Child health in India: 14 out of 20 states cut spending on key programmes


The child-care funding cuts come at a time when the central government reduced its allocations to the ministry of women and child development over two years to 2016-17

Current Affairs News: Despite greater fiscal autonomy and higher tax revenues shared by the Centre with states, 14 of 20 states surveyed cut spending on a key nutrition programme–Supplementary Nutrition Programme or SNP–that bridges the gap between a child’s actual and ideal dietary needs, according to an analysis of national health-spending data.







The SNP is the most popular service under the national child-support system–the Integrated Child Development Services (ICDS)–as it is used by 35.6% of urban and 53% rural residents, according to data from the National Family Health Survey 2015-16 (NFHS-4). As many as 55% and 61% of India’s lowest and second-lowest income classes, respectively, depend on the ICDS.
The fall in funding could jeopardise not just child health but, as a consequence, future productivity and economic growth; these cuts come three years after the Centre increased the states’ share of net tax revenues from 32% to 42% and at a time when two out of three nutritional parameters improved over 10 years to 2016.
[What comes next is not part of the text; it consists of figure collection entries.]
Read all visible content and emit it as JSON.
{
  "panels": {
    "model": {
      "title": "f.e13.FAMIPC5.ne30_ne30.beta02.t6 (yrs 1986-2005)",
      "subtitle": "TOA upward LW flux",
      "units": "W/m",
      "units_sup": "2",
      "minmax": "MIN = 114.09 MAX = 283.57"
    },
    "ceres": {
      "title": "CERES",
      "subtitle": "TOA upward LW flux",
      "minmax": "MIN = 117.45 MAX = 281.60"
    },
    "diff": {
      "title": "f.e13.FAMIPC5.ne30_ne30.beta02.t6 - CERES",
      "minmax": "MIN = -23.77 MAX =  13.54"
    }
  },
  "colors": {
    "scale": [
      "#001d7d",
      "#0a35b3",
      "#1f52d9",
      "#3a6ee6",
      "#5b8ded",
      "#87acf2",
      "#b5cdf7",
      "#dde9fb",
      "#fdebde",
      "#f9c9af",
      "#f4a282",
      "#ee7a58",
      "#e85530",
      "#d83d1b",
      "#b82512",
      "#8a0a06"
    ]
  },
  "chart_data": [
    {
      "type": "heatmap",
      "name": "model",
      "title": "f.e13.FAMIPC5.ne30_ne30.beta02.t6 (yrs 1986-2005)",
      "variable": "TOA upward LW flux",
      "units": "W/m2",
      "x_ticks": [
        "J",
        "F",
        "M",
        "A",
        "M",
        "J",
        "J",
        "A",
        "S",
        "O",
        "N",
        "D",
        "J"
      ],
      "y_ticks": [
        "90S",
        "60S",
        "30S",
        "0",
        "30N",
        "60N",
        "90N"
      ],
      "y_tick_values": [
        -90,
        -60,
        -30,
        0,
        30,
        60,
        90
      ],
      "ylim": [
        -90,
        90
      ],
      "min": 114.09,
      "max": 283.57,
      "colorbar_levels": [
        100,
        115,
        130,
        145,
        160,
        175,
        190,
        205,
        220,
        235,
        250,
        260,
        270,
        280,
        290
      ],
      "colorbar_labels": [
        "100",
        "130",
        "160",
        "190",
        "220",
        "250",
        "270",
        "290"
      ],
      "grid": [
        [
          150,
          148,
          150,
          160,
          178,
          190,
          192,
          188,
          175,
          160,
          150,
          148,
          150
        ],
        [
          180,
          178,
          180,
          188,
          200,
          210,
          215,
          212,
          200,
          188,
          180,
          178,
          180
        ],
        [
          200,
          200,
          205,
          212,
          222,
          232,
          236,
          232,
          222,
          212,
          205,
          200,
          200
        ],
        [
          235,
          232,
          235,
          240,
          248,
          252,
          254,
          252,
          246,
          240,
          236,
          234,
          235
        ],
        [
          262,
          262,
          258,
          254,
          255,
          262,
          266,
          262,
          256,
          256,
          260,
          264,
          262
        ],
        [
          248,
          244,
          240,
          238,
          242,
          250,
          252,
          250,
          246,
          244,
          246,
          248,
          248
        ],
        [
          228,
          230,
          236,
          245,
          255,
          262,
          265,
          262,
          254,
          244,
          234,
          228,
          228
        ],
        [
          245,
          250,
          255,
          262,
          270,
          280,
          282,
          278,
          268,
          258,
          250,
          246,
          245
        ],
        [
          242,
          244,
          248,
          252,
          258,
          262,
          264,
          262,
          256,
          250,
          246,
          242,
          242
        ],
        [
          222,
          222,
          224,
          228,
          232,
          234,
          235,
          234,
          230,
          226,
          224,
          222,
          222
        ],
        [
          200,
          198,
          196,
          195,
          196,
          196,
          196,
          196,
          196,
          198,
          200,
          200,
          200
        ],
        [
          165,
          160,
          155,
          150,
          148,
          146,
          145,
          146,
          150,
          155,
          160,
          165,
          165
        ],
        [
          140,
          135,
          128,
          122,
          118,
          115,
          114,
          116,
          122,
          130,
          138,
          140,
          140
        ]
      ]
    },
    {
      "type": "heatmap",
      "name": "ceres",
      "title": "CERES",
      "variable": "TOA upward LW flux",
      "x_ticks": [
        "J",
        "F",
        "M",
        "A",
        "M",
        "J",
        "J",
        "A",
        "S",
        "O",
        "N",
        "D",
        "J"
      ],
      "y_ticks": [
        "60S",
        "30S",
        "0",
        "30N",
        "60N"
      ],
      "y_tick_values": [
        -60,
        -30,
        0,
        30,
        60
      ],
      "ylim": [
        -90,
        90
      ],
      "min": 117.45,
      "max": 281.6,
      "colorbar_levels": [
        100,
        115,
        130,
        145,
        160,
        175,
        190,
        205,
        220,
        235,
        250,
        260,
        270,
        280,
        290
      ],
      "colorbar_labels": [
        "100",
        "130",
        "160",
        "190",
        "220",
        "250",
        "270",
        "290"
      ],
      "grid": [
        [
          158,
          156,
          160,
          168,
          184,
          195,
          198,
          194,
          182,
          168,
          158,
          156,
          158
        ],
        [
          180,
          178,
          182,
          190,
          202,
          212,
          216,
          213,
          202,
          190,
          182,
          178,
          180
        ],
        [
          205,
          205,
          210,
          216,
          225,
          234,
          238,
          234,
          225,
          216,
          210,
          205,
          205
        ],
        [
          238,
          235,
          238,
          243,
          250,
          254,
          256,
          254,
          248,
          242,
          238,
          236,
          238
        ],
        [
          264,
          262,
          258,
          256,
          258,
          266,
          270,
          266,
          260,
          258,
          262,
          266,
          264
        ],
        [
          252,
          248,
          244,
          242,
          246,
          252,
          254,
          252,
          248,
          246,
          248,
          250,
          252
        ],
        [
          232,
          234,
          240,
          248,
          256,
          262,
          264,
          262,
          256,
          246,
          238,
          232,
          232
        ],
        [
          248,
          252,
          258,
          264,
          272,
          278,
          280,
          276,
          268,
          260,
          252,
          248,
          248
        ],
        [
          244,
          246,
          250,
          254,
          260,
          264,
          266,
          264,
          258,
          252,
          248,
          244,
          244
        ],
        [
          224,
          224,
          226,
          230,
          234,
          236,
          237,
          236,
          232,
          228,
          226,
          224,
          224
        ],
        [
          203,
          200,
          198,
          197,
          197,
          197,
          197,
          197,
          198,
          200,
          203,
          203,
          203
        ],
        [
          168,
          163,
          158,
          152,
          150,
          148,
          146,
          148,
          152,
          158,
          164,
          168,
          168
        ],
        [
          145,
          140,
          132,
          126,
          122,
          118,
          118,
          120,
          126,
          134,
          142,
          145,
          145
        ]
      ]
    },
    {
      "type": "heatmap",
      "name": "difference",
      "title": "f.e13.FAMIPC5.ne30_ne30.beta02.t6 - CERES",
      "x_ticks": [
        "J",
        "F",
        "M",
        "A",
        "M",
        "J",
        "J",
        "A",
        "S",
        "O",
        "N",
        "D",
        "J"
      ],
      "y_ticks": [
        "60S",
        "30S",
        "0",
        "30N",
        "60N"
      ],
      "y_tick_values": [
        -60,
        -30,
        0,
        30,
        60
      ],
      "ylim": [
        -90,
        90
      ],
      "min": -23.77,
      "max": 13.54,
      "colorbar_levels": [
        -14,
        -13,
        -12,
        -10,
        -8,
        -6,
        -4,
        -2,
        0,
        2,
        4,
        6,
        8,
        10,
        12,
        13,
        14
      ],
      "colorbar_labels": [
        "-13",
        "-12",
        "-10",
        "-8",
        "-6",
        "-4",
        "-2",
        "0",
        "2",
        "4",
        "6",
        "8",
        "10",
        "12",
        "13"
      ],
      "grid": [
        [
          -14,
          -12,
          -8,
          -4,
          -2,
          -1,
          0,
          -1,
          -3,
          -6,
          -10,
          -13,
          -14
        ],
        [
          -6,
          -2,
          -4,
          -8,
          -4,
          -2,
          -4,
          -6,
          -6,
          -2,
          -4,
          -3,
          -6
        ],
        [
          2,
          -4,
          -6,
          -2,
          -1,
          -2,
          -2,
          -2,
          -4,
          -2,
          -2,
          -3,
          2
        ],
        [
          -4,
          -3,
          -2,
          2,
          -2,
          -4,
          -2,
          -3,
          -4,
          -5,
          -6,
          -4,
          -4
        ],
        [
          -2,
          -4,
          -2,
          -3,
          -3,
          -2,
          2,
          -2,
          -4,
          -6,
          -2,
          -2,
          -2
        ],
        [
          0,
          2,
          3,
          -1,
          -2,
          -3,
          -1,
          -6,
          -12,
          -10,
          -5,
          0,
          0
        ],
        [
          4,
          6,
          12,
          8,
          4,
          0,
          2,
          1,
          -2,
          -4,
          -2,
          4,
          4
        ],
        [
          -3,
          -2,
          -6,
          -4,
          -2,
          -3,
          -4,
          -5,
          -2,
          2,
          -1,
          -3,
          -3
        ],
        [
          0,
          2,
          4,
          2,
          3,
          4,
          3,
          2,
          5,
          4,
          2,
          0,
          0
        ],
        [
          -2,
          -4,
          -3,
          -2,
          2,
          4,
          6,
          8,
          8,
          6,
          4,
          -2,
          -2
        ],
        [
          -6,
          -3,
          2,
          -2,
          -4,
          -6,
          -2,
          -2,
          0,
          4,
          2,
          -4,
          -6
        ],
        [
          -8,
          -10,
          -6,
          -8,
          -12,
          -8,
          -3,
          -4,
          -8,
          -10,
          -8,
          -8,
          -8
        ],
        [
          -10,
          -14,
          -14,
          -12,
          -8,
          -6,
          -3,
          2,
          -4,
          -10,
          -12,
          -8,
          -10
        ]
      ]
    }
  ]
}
The greater share of net tax revenues to the states followed the recommendations of the 14th Finance Commission in 2015.
The funding cuts made to the SNP by the 14 states range from 3% to 55% over a year to 2016-17, according to a February 2018 budget brief published by the Accountability Initiative, a division of the Centre for Policy Research, a think tank.
The other six states–Haryana, Uttar Pradesh, Madhya Pradesh, Himachal Pradesh, Sikkim and Karnataka–increased funding to the SNP over the same period (by 3% to 22%), data from the brief revealed.